I heard Lemisch speak in Chicago in 1967 about the common people and about the political ideas and beliefs of American historians, which no one had made public.

Then there was William Appleman Williams, the author of The Contours of American History, a great book. My own thinking has been inspired by his basic idea that there’s been a cyclical dialectic in the U.S. between those two polar opposites, the indigenous people, who were democratic and egalitarian, and the Puritans, who were apocalyptic and who hated nature. A continual back and forth between those two camps has gone on for centuries.

JR: What drew you to the study of history in the first place?

HW: I have always loved history, especially the stories of unintended and unexpected consequences, like how the CIA helped introduce LSD to the counterculture. At Stanford, Ken Kesey took LSD while it was still legal and when the CIA was conducting experiments with acid. Then with the help of the Merry Pranksters, Kesey spread it around the country. Not what the CIA intended.

JR: Where are we going as a people and as a nation?

HW: Some pundits compare the U.S. of today with Germany in 1939. They point out that the Republicans are a neo-Nazi party and the Democrats a Weimar-like party. There are similarities, but there are also major differences. The U.S. is far more diverse ethnically than Nazi Germany. By 2050 a majority of the population will be nonwhite. Demographically, Texas and Florida will be remade. Germany in the 1930s was all-white. Hitler didn’t have Black people to persecute.

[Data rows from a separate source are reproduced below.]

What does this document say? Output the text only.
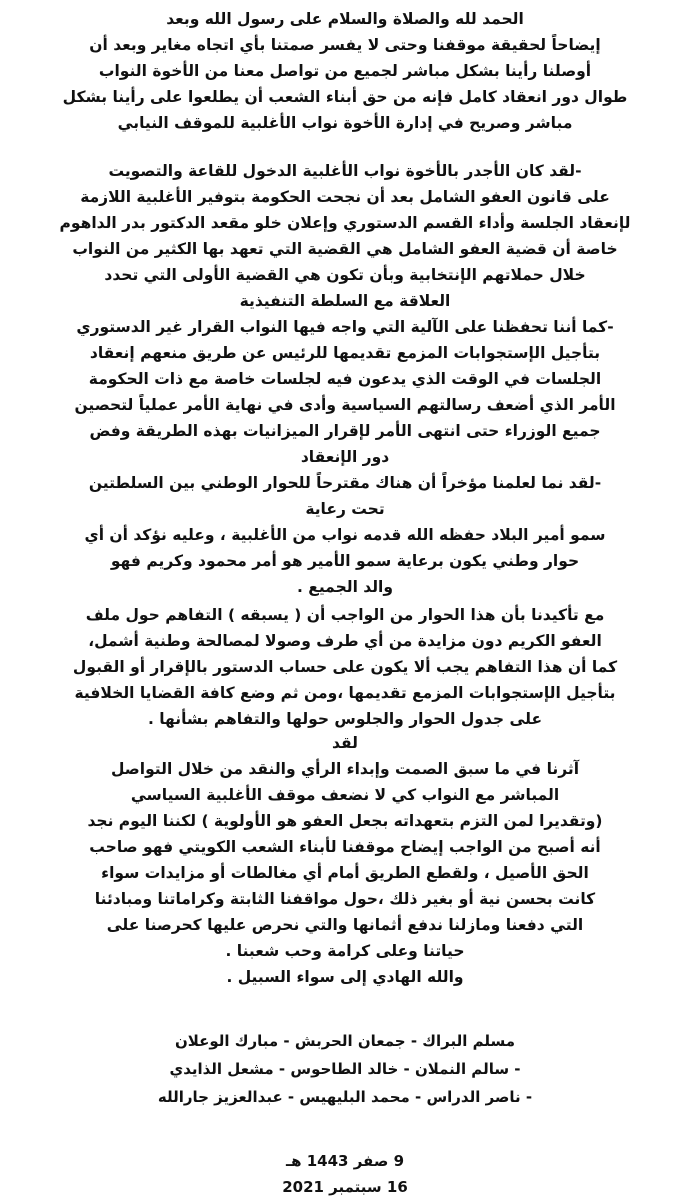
الحمد لله والصلاة والسلام على رسول الله وبعد

إيضاحاً لحقيقة موقفنا وحتى لا يفسر صمتنا بأي اتجاه مغاير وبعد أن

أوصلنا رأينا بشكل مباشر لجميع من تواصل معنا من الأخوة النواب

طوال دور انعقاد كامل فإنه من حق أبناء الشعب أن يطلعوا على رأينا بشكل

مباشر وصريح في إدارة الأخوة نواب الأغلبية للموقف النيابي

-لقد كان الأجدر بالأخوة نواب الأغلبية الدخول للقاعة والتصويت

على قانون العفو الشامل بعد أن نجحت الحكومة بتوفير الأغلبية اللازمة

لإنعقاد الجلسة وأداء القسم الدستوري وإعلان خلو مقعد الدكتور بدر الداهوم

خاصة أن قضية العفو الشامل هي القضية التي تعهد بها الكثير من النواب

خلال حملاتهم الإنتخابية وبأن تكون هي القضية الأولى التي تحدد

العلاقة مع السلطة التنفيذية

-كما أننا تحفظنا على الآلية التي واجه فيها النواب القرار غير الدستوري

بتأجيل الإستجوابات المزمع تقديمها للرئيس عن طريق منعهم إنعقاد

الجلسات في الوقت الذي يدعون فيه لجلسات خاصة مع ذات الحكومة

الأمر الذي أضعف رسالتهم السياسية وأدى في نهاية الأمر عملياً لتحصين

جميع الوزراء حتى انتهى الأمر لإقرار الميزانيات بهذه الطريقة وفض

دور الإنعقاد

-لقد نما لعلمنا مؤخراً أن هناك مقترحاً للحوار الوطني بين السلطتين

تحت رعاية

سمو أمير البلاد حفظه الله قدمه نواب من الأغلبية ، وعليه نؤكد أن أي

حوار وطني يكون برعاية سمو الأمير هو أمر محمود وكريم فهو

والد الجميع .

مع تأكيدنا بأن هذا الحوار من الواجب أن ( يسبقه ) التفاهم حول ملف

العفو الكريم دون مزايدة من أي طرف وصولا لمصالحة وطنية أشمل،

كما أن هذا التفاهم يجب ألا يكون على حساب الدستور بالإقرار أو القبول

بتأجيل الإستجوابات المزمع تقديمها ،ومن ثم وضع كافة القضايا الخلافية

على جدول الحوار والجلوس حولها والتفاهم بشأنها .

لقد

آثرنا في ما سبق الصمت وإبداء الرأي والنقد من خلال التواصل

المباشر مع النواب كي لا نضعف موقف الأغلبية السياسي

(وتقديرا لمن التزم بتعهداته بجعل العفو هو الأولوية ) لكننا اليوم نجد

أنه أصبح من الواجب إيضاح موقفنا لأبناء الشعب الكويتي فهو صاحب

الحق الأصيل ، ولقطع الطريق أمام أي مغالطات أو مزايدات سواء

كانت بحسن نية أو بغير ذلك ،حول مواقفنا الثابتة وكراماتنا ومبادئنا

التي دفعنا ومازلنا ندفع أثمانها والتي نحرص عليها كحرصنا على

حياتنا وعلى كرامة وحب شعبنا .

والله الهادي إلى سواء السبيل .

مسلم البراك - جمعان الحربش - مبارك الوعلان

- سالم النملان - خالد الطاحوس - مشعل الذايدي

- ناصر الدراس - محمد البليهيس - عبدالعزيز جارالله

9 صفر 1443 هـ

16 سبتمبر 2021
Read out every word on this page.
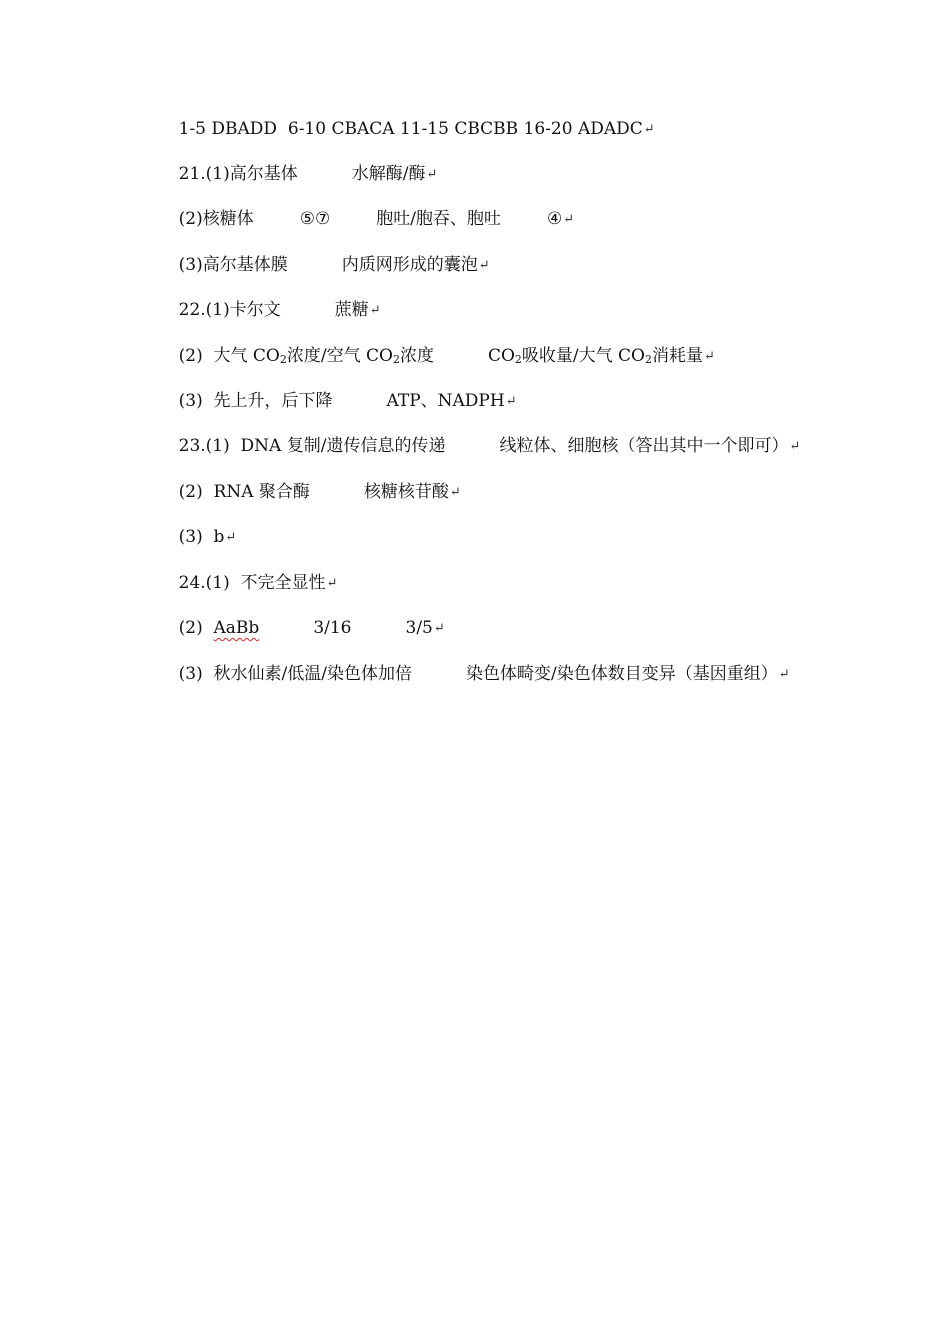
1-5 DBADD  6-10 CBACA 11-15 CBCBB 16-20 ADADC↵

21.(1)高尔基体	水解酶/酶↵

(2)核糖体	⑤⑦	胞吐/胞吞、胞吐	④↵

(3)高尔基体膜	内质网形成的囊泡↵

22.(1)卡尔文	蔗糖↵

(2)  大气 CO2浓度/空气 CO2浓度	CO2吸收量/大气 CO2消耗量↵

(3)  先上升，后下降	ATP、NADPH↵

23.(1)  DNA 复制/遗传信息的传递	线粒体、细胞核（答出其中一个即可）↵

(2)  RNA 聚合酶	核糖核苷酸↵

(3)  b↵

24.(1)  不完全显性↵

(2)  AaBb	3/16	3/5↵

(3)  秋水仙素/低温/染色体加倍	染色体畸变/染色体数目变异（基因重组）↵
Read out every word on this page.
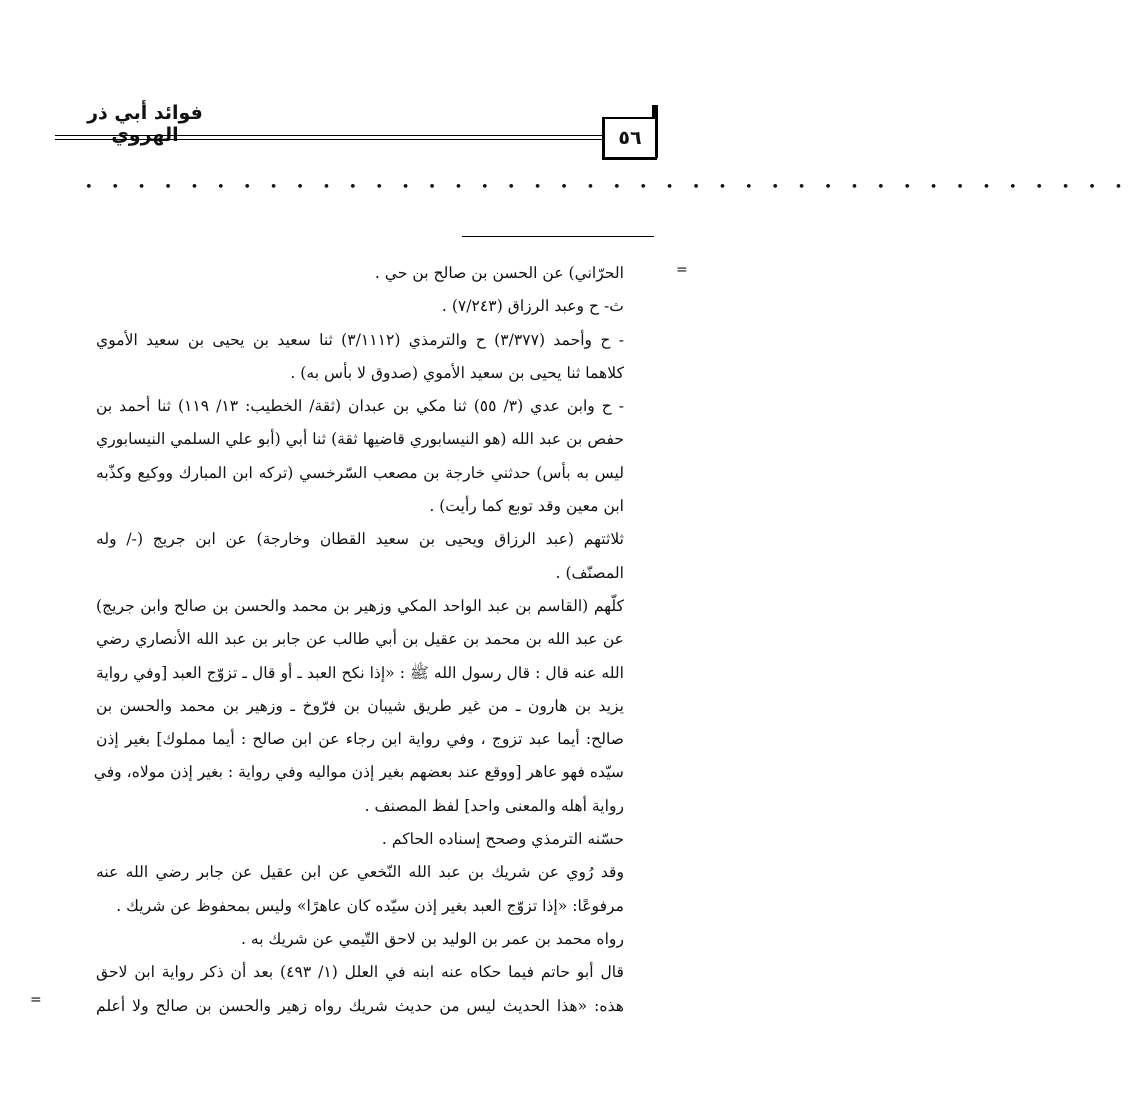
فوائد أبي ذر الهروي	٥٦
• • • • • • • • • • • • • • • • • • • • • • • • • • • • • • • • • • • • • • • •
=
=
الحرّاني) عن الحسن بن صالح بن حي .
ث- ح وعبد الرزاق (٧/٢٤٣) .
- ح وأحمد (٣/٣٧٧) ح والترمذي (٣/١١١٢) ثنا سعيد بن يحيى بن سعيد الأموي
كلاهما ثنا يحيى بن سعيد الأموي (صدوق لا بأس به) .
- ح وابن عدي (٣/ ٥٥) ثنا مكي بن عبدان (ثقة/ الخطيب: ١٣/ ١١٩) ثنا أحمد بن
حفص بن عبد الله (هو النيسابوري قاضيها ثقة) ثنا أبي (أبو علي السلمي النيسابوري
ليس به بأس) حدثني خارجة بن مصعب السّرخسي (تركه ابن المبارك ووكيع وكذّبه
ابن معين وقد توبع كما رأيت) .
ثلاثتهم (عبد الرزاق ويحيى بن سعيد القطان وخارجة) عن ابن جريج (-/ وله
المصنّف) .
كلّهم (القاسم بن عبد الواحد المكي وزهير بن محمد والحسن بن صالح وابن جريج)
عن عبد الله بن محمد بن عقيل بن أبي طالب عن جابر بن عبد الله الأنصاري رضي
الله عنه قال : قال رسول الله ﷺ : «إذا نكح العبد ـ أو قال ـ تزوّج العبد [وفي رواية
يزيد بن هارون ـ من غير طريق شيبان بن فرّوخ ـ وزهير بن محمد والحسن بن
صالح: أيما عبد تزوج ، وفي رواية ابن رجاء عن ابن صالح : أيما مملوك] بغير إذن
سيّده فهو عاهر [ووقع عند بعضهم بغير إذن مواليه وفي رواية : بغير إذن مولاه، وفي
رواية أهله والمعنى واحد] لفظ المصنف .
حسّنه الترمذي وصحح إسناده الحاكم .
وقد رُوي عن شريك بن عبد الله النّخعي عن ابن عقيل عن جابر رضي الله عنه
مرفوعًا: «إذا تزوّج العبد بغير إذن سيّده كان عاهرًا» وليس بمحفوظ عن شريك .
رواه محمد بن عمر بن الوليد بن لاحق التّيمي عن شريك به .
قال أبو حاتم فيما حكاه عنه ابنه في العلل (١/ ٤٩٣) بعد أن ذكر رواية ابن لاحق
هذه: «هذا الحديث ليس من حديث شريك رواه زهير والحسن بن صالح ولا أعلم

JR: But in the 1930s, there were about 500,000 German Jews.

HW: And the Nazis exterminated them. In the future, I see a life and death struggle on the one hand between the Steve Bannons of the world and the fascist elite in this country, and on the other hand, the boomers and millennials who favor democracy. We’re not going back to the 1950s. Culturally and spiritually we have left Egypt!!

JR: Happy Passover!

HW: The same to you and many more.

Jonah Raskin, professor emeritus at Sonoma State University, is the author of 14 books, including biographies of Jack London, Allen Ginsberg, and Abbie Hoffman. His new book of poetry is The Thief of Yellow Roses (Regent Press).